Were we really all so much more mature than before? Everything just seemed to go so smoothly. When we got lost, someone would query our location on satellite and look up directions. When we didn't know where to eat, someone would google a good place go to. When we wandered off from each other, we'd just text each other to figure out where to meet up again. When conversation got stale or tense, Will or Dad would call up the Youtube video that I'm embarrassingly obsessed with right now (no seriously, its deeply wonderful: http://www.youtube.com/watch?v=ms2klX-puUU), and we'd sing along.

So this is great, right? This little device just smoothed out all the ripples, took care of the mechanics, the logistics, the dumb stuff that gets in the way of appreciating that we are a family of smart and healthy people, who might differ and argue, but who ultimately are blessed for our circumstances and for loving each other and getting along.

But I find this so disturbing, that we are trusting this technology to intervene frequently in our family, and trusting it to assume so many of the little responsibilities that stem from the circumstances of every day life. I worry society is loosing these skills- to navigate, to make plans, to trust other people to take responsibility for their own whereabouts and safety, to think ahead about objects or knowledge we'll need later on, to ask other people for help or recommendations, to be content with not always knowing what the best option is, to let some things be mysteries, to negotiate daily tensions with the people who are most important to us.

This is the change that is happening in the world around me. I have no control over our decision to embrace an expanding variety of mobile technology. I go on this tirade a lot, lately, and I've been forcing myself to find some lightness in the situation. I shrug and smile and say: I don't know, I guess I'm just a late adapter. I didn't get a cell phone until it felt like everyone I knew had one and payphones started disappearing. I'm sure I'll come around. This casualness puts whoever I'm with at ease.

This change in technology makes me feel angry and scared. Indignant, like why the fuck do people want to do this to their lives, and how come I don't get a say, and why does everyone find it so rude when I want to talk about it?

On family vacation, though, what I mostly felt was sad. Every smart phone intervention made me want to make some snarky comment. When I did, my brother and parents laughed and rolled their eyes at me in that loving way they often do. When I kept my mouth shut, I'd spend the time articulating some more forceful anti-technology rant that I sometimes couldn't hold back from espousing a day or an hour later. Either way, I know I'm enhancing my family's view of me as an anachronistic curmudgeon who takes herself and the world too seriously.

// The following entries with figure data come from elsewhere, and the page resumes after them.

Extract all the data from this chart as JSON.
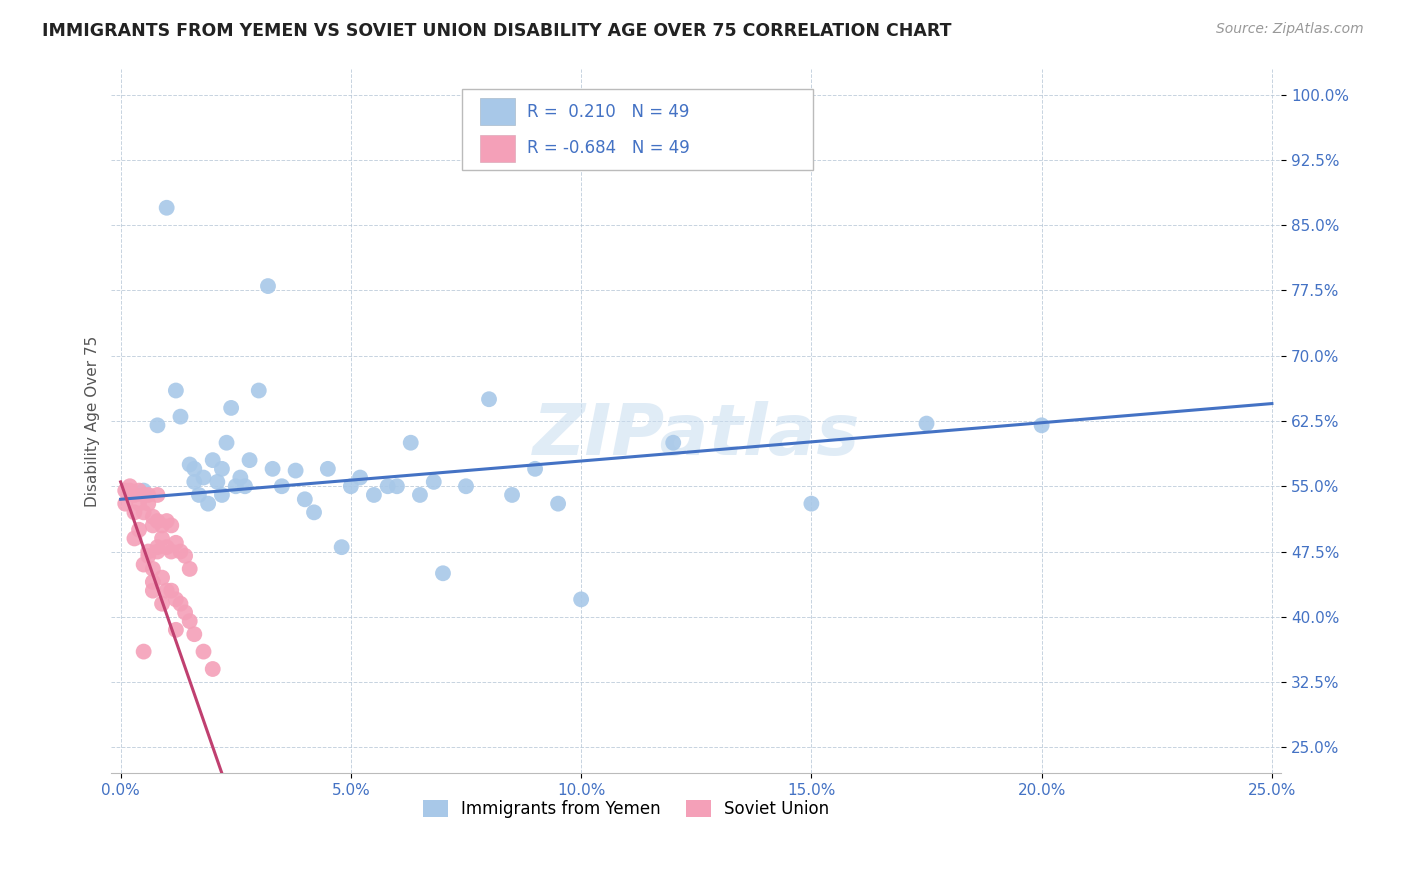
{
  "title": "IMMIGRANTS FROM YEMEN VS SOVIET UNION DISABILITY AGE OVER 75 CORRELATION CHART",
  "source": "Source: ZipAtlas.com",
  "xlabel_vals": [
    0.0,
    0.05,
    0.1,
    0.15,
    0.2,
    0.25
  ],
  "ylabel_vals": [
    0.25,
    0.325,
    0.4,
    0.475,
    0.55,
    0.625,
    0.7,
    0.775,
    0.85,
    0.925,
    1.0
  ],
  "xlim": [
    -0.002,
    0.252
  ],
  "ylim": [
    0.22,
    1.03
  ],
  "R_yemen": 0.21,
  "N_yemen": 49,
  "R_soviet": -0.684,
  "N_soviet": 49,
  "legend_labels": [
    "Immigrants from Yemen",
    "Soviet Union"
  ],
  "color_yemen": "#a8c8e8",
  "color_soviet": "#f4a0b8",
  "line_color_yemen": "#4472c4",
  "line_color_soviet": "#c04070",
  "watermark": "ZIPatlas",
  "ylabel": "Disability Age Over 75",
  "yemen_x": [
    0.005,
    0.008,
    0.01,
    0.012,
    0.013,
    0.015,
    0.016,
    0.016,
    0.017,
    0.018,
    0.019,
    0.02,
    0.021,
    0.022,
    0.022,
    0.023,
    0.024,
    0.025,
    0.026,
    0.027,
    0.028,
    0.03,
    0.032,
    0.033,
    0.035,
    0.038,
    0.04,
    0.042,
    0.045,
    0.048,
    0.05,
    0.052,
    0.055,
    0.058,
    0.06,
    0.063,
    0.065,
    0.068,
    0.07,
    0.075,
    0.08,
    0.085,
    0.09,
    0.095,
    0.1,
    0.12,
    0.15,
    0.175,
    0.2
  ],
  "yemen_y": [
    0.545,
    0.62,
    0.87,
    0.66,
    0.63,
    0.575,
    0.555,
    0.57,
    0.54,
    0.56,
    0.53,
    0.58,
    0.555,
    0.54,
    0.57,
    0.6,
    0.64,
    0.55,
    0.56,
    0.55,
    0.58,
    0.66,
    0.78,
    0.57,
    0.55,
    0.568,
    0.535,
    0.52,
    0.57,
    0.48,
    0.55,
    0.56,
    0.54,
    0.55,
    0.55,
    0.6,
    0.54,
    0.555,
    0.45,
    0.55,
    0.65,
    0.54,
    0.57,
    0.53,
    0.42,
    0.6,
    0.53,
    0.622,
    0.62
  ],
  "soviet_x": [
    0.001,
    0.001,
    0.002,
    0.002,
    0.003,
    0.003,
    0.004,
    0.004,
    0.005,
    0.005,
    0.006,
    0.006,
    0.007,
    0.007,
    0.008,
    0.008,
    0.009,
    0.009,
    0.01,
    0.01,
    0.011,
    0.011,
    0.012,
    0.013,
    0.014,
    0.015,
    0.004,
    0.006,
    0.007,
    0.008,
    0.003,
    0.005,
    0.006,
    0.007,
    0.008,
    0.009,
    0.01,
    0.011,
    0.012,
    0.013,
    0.014,
    0.015,
    0.016,
    0.018,
    0.02,
    0.005,
    0.007,
    0.009,
    0.012
  ],
  "soviet_y": [
    0.545,
    0.53,
    0.55,
    0.545,
    0.54,
    0.52,
    0.545,
    0.53,
    0.54,
    0.52,
    0.54,
    0.53,
    0.505,
    0.515,
    0.51,
    0.54,
    0.505,
    0.49,
    0.51,
    0.48,
    0.505,
    0.475,
    0.485,
    0.475,
    0.47,
    0.455,
    0.5,
    0.47,
    0.455,
    0.475,
    0.49,
    0.46,
    0.475,
    0.44,
    0.48,
    0.445,
    0.43,
    0.43,
    0.42,
    0.415,
    0.405,
    0.395,
    0.38,
    0.36,
    0.34,
    0.36,
    0.43,
    0.415,
    0.385
  ]
}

And this makes me feel so distant, just like I did when I was 10, but didn't have any beliefs to back it up back then, and so I wonder whether its just my contrarian disposition that makes me feel this way about smart phones- or about anything else, or whether I was a crazy intuitive child who had none of the words to describe why the world made me upset. There is no way of knowing, ever, whether my beliefs determine my disposition or the other way around.

And so here I am writing against technology on my blog, on the internet, not claiming to be a purist but wondering if some day will come when I will want to be and will be brave or sad enough to try.